Abstract
Natural language processing (NLP) tasks like named entity recognition (NER) and automatic text summarization assist in the understanding of vast numbers of documents across a wide variety of domains. While large amounts of available data have lead to strong performance on many tasks for high-resource languages like English, for less-resourced languages, performance often lags due to a scarcity of data.
This dissertation addresses this performance gap by creating and curating novel benchmark datasets with a focus on less-resourced settings, and then examines the use of various techniques for less-resourced scenarios like data augmentation, multilingual transfer, and continual learning with knowledge distillation on the tasks of NER and summarization.
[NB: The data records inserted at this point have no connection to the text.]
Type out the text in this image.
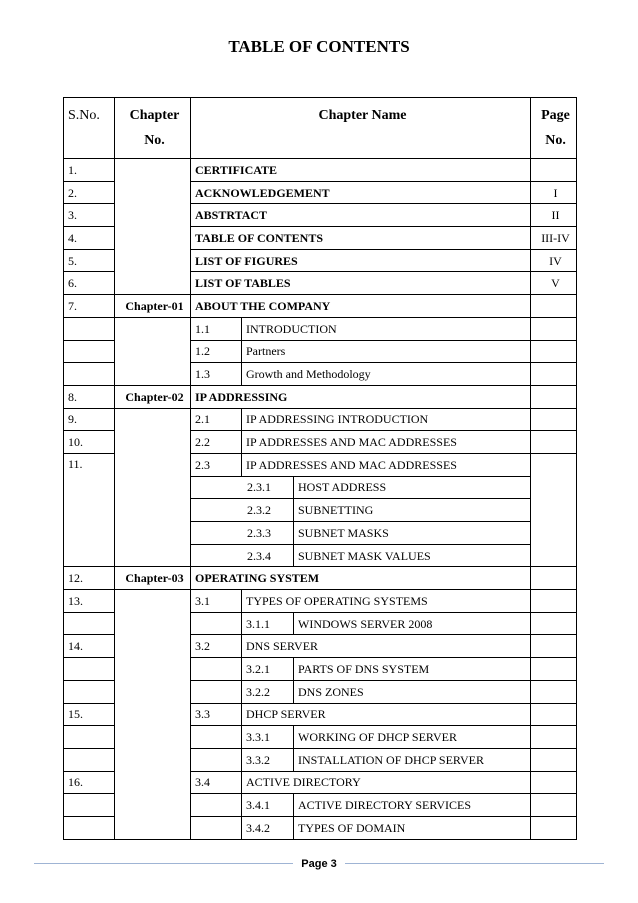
TABLE OF CONTENTS
S.No.	Chapter
No.	Chapter Name			Page
No.
1.		CERTIFICATE			
2.		ACKNOWLEDGEMENT			I
3.		ABSTRTACT			II
4.		TABLE OF CONTENTS			III-IV
5.		LIST OF FIGURES			IV
6.		LIST OF TABLES			V
7.	Chapter-01	ABOUT THE COMPANY			
		1.1	INTRODUCTION		
		1.2	Partners		
		1.3	Growth and Methodology		
8.	Chapter-02	IP ADDRESSING			
9.		2.1	IP ADDRESSING INTRODUCTION		
10.		2.2	IP ADDRESSES AND MAC ADDRESSES		
11.		2.3	IP ADDRESSES AND MAC ADDRESSES		
		2.3.1		HOST ADDRESS	
		2.3.2		SUBNETTING	
		2.3.3		SUBNET MASKS	
		2.3.4		SUBNET MASK VALUES	
12.	Chapter-03	OPERATING SYSTEM			
13.		3.1	TYPES OF OPERATING SYSTEMS		
			3.1.1	WINDOWS SERVER 2008	
14.		3.2	DNS SERVER		
			3.2.1	PARTS OF DNS SYSTEM	
			3.2.2	DNS ZONES	
15.		3.3	DHCP SERVER		
			3.3.1	WORKING OF DHCP SERVER	
			3.3.2	INSTALLATION OF DHCP SERVER	
16.		3.4	ACTIVE DIRECTORY		
			3.4.1	ACTIVE DIRECTORY SERVICES	
			3.4.2	TYPES OF DOMAIN	
Page 3
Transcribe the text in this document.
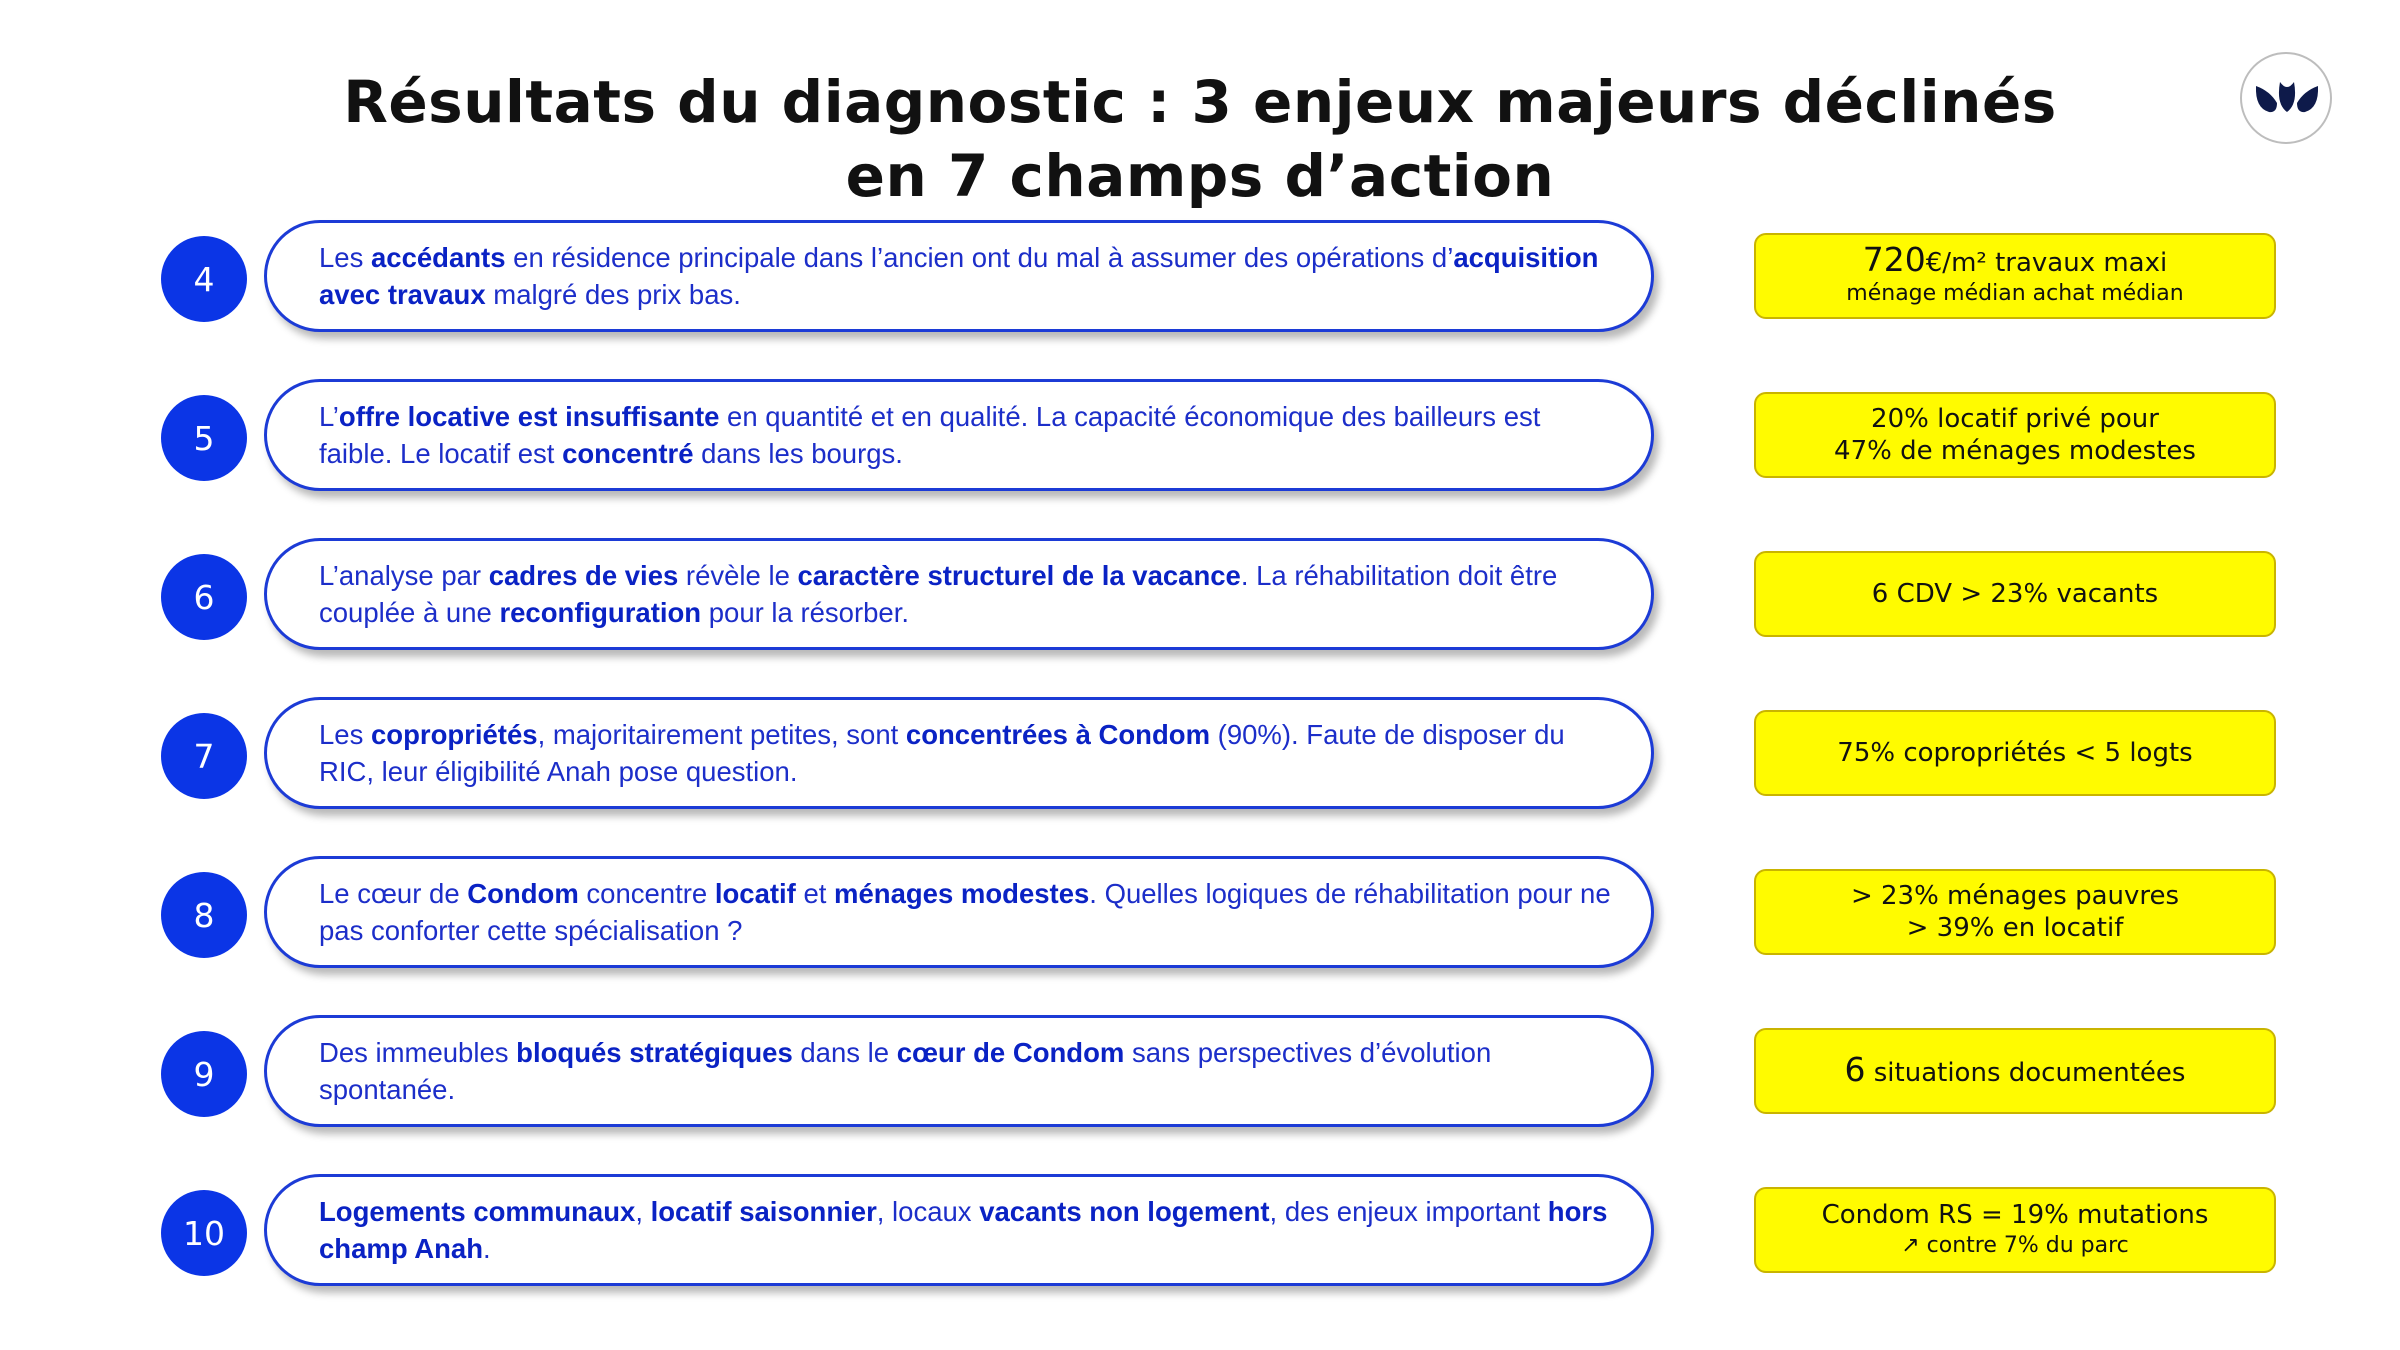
Résultats du diagnostic : 3 enjeux majeurs déclinés
en 7 champs d’action
4
Les accédants en résidence principale dans l’ancien ont du mal à assumer des opérations d’acquisition avec travaux malgré des prix bas.
720€/m² travaux maxi
ménage médian achat médian
5
L’offre locative est insuffisante en quantité et en qualité. La capacité économique des bailleurs est faible. Le locatif est concentré dans les bourgs.
20% locatif privé pour
47% de ménages modestes
6
L’analyse par cadres de vies révèle le caractère structurel de la vacance. La réhabilitation doit être couplée à une reconfiguration pour la résorber.
6 CDV > 23% vacants
7
Les copropriétés, majoritairement petites, sont concentrées à Condom (90%). Faute de disposer du RIC, leur éligibilité Anah pose question.
75% copropriétés < 5 logts
8
Le cœur de Condom concentre locatif et ménages modestes. Quelles logiques de réhabilitation pour ne pas conforter cette spécialisation ?
> 23% ménages pauvres
> 39% en locatif
9
Des immeubles bloqués stratégiques dans le cœur de Condom sans perspectives d’évolution spontanée.
6 situations documentées
10
Logements communaux, locatif saisonnier, locaux vacants non logement, des enjeux important hors champ Anah.
Condom RS = 19% mutations
↗ contre 7% du parc
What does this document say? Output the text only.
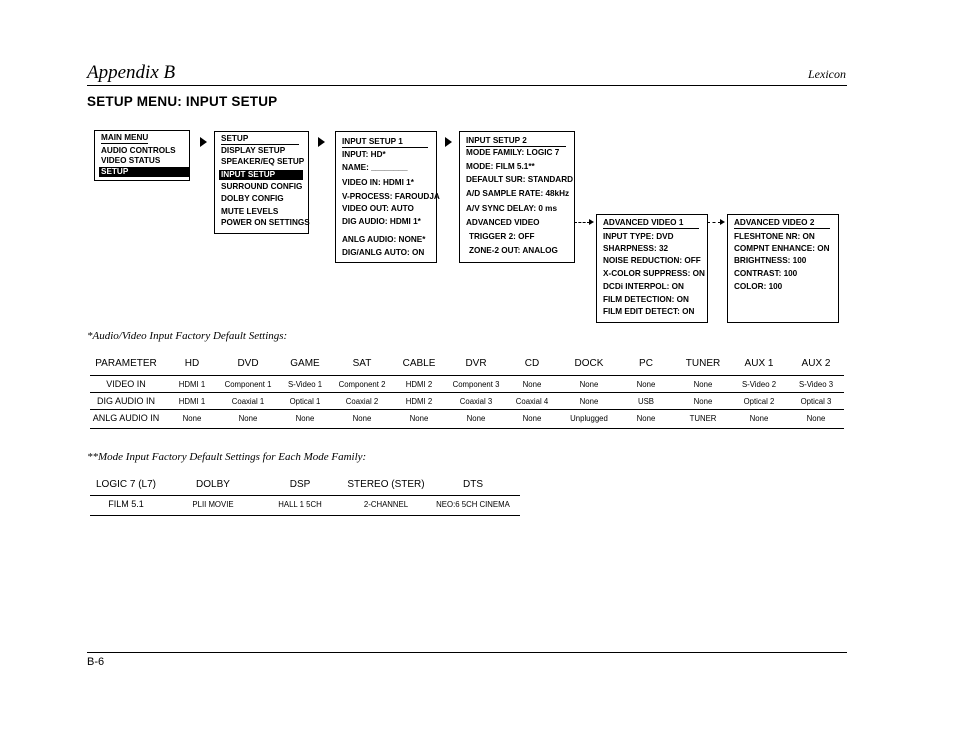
Appendix B	Lexicon
SETUP MENU: INPUT SETUP
MAIN MENU
AUDIO CONTROLS
VIDEO STATUS
SETUP
SETUP
DISPLAY SETUP
SPEAKER/EQ SETUP
INPUT SETUP
SURROUND CONFIG
DOLBY CONFIG
MUTE LEVELS
POWER ON SETTINGS
INPUT SETUP 1
INPUT: HD*
NAME: ________
VIDEO IN: HDMI 1*
V-PROCESS: FAROUDJA
VIDEO OUT: AUTO
DIG AUDIO: HDMI 1*
ANLG AUDIO: NONE*
DIG/ANLG AUTO: ON
INPUT SETUP 2
MODE FAMILY: LOGIC 7
MODE: FILM 5.1**
DEFAULT SUR: STANDARD
A/D SAMPLE RATE: 48kHz
A/V SYNC DELAY: 0 ms
ADVANCED VIDEO
TRIGGER 2: OFF
ZONE-2 OUT: ANALOG
ADVANCED VIDEO 1
INPUT TYPE: DVD
SHARPNESS: 32
NOISE REDUCTION: OFF
X-COLOR SUPPRESS: ON
DCDi INTERPOL: ON
FILM DETECTION: ON
FILM EDIT DETECT: ON
ADVANCED VIDEO 2
FLESHTONE NR: ON
COMPNT ENHANCE: ON
BRIGHTNESS: 100
CONTRAST: 100
COLOR: 100
*Audio/Video Input Factory Default Settings:
PARAMETER	HD	DVD	GAME	SAT	CABLE	DVR	CD	DOCK	PC	TUNER	AUX 1	AUX 2
VIDEO IN	HDMI 1	Component 1	S-Video 1	Component 2	HDMI 2	Component 3	None	None	None	None	S-Video 2	S-Video 3
DIG AUDIO IN	HDMI 1	Coaxial 1	Optical 1	Coaxial 2	HDMI 2	Coaxial 3	Coaxial 4	None	USB	None	Optical 2	Optical 3
ANLG AUDIO IN	None	None	None	None	None	None	None	Unplugged	None	TUNER	None	None
**Mode Input Factory Default Settings for Each Mode Family:
LOGIC 7 (L7)	DOLBY	DSP	STEREO (STER)	DTS
FILM 5.1	PLII MOVIE	HALL 1 5CH	2-CHANNEL	NEO:6 5CH CINEMA
B-6
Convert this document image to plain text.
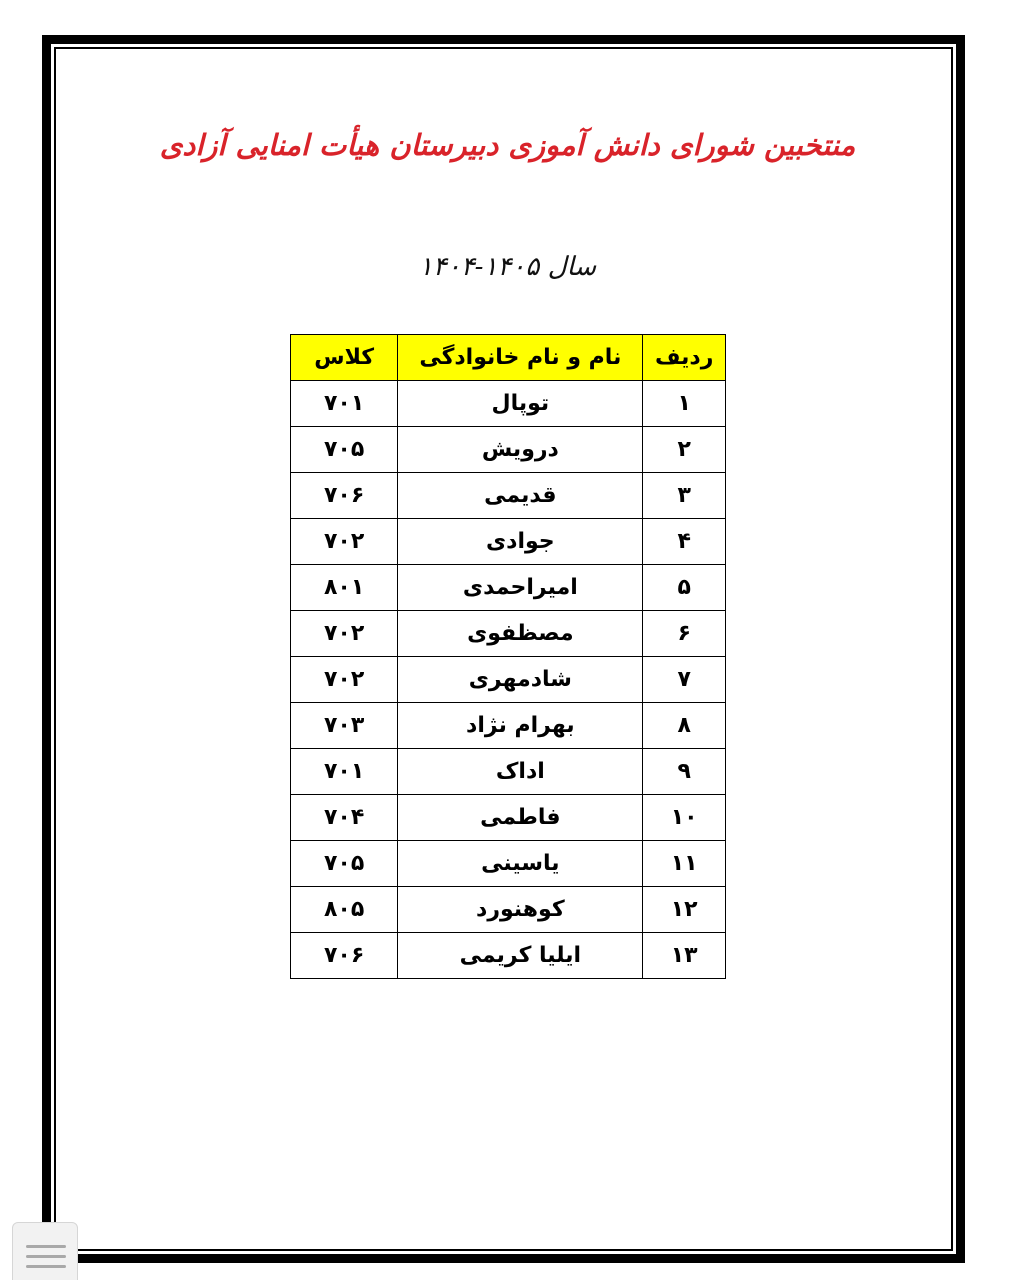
منتخبین شورای دانش آموزی دبیرستان هیأت امنایی آزادی
سال ۱۴۰۵-۱۴۰۴
ردیف	نام و نام خانوادگی	کلاس
۱	توپال	۷۰۱
۲	درویش	۷۰۵
۳	قدیمی	۷۰۶
۴	جوادی	۷۰۲
۵	امیراحمدی	۸۰۱
۶	مصظفوی	۷۰۲
۷	شادمهری	۷۰۲
۸	بهرام نژاد	۷۰۳
۹	اداک	۷۰۱
۱۰	فاطمی	۷۰۴
۱۱	یاسینی	۷۰۵
۱۲	کوهنورد	۸۰۵
۱۳	ایلیا کریمی	۷۰۶
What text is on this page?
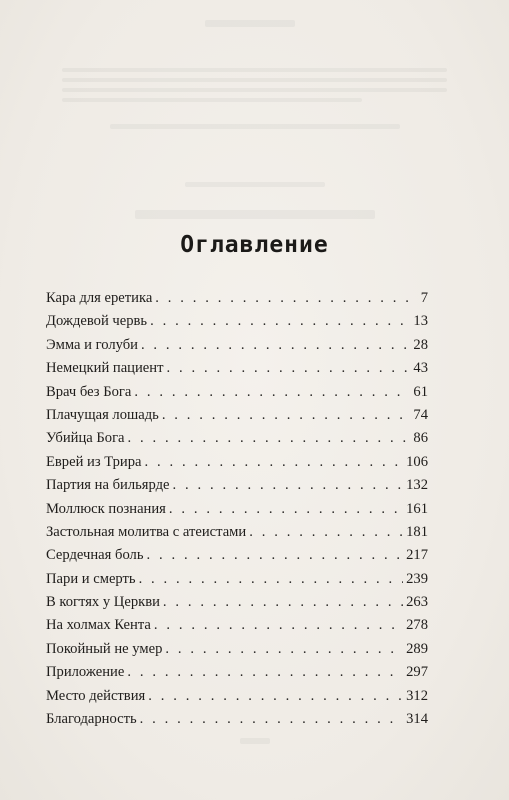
Оглавление
Кара для еретика . . .	7
Дождевой червь . . .	13
Эмма и голуби . . .	28
Немецкий пациент . . .	43
Врач без Бога . . .	61
Плачущая лошадь . . .	74
Убийца Бога . . .	86
Еврей из Трира . . .	106
Партия на бильярде . . .	132
Моллюск познания . . .	161
Застольная молитва с атеистами . . .	181
Сердечная боль . . .	217
Пари и смерть . . .	239
В когтях у Церкви . . .	263
На холмах Кента . . .	278
Покойный не умер . . .	289
Приложение . . .	297
Место действия . . .	312
Благодарность . . .	314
We find that fine-tuned transfer learning models can be highly effective for these languages, often outperforming much larger language models. We find that while data augmentation significantly benefits models trained on limited data, its impact is less pronounced for models already benefiting from multilingual transfer.
For less-resourced datasets with diverse entity type ontologies, we find continual learning with knowledge distillation is beneficial in preventing catastrophic forgetting.
Additionally, many of the techniques have applications in the domain of e-commerce.
We apply data augmentation and continual learning in higher-resourced languages in the e-commerce domain and find a benefit to training with continual learning across different product categories.
Overall our results indicate benefits of using these various strategies, but that their effectiveness varies in different settings.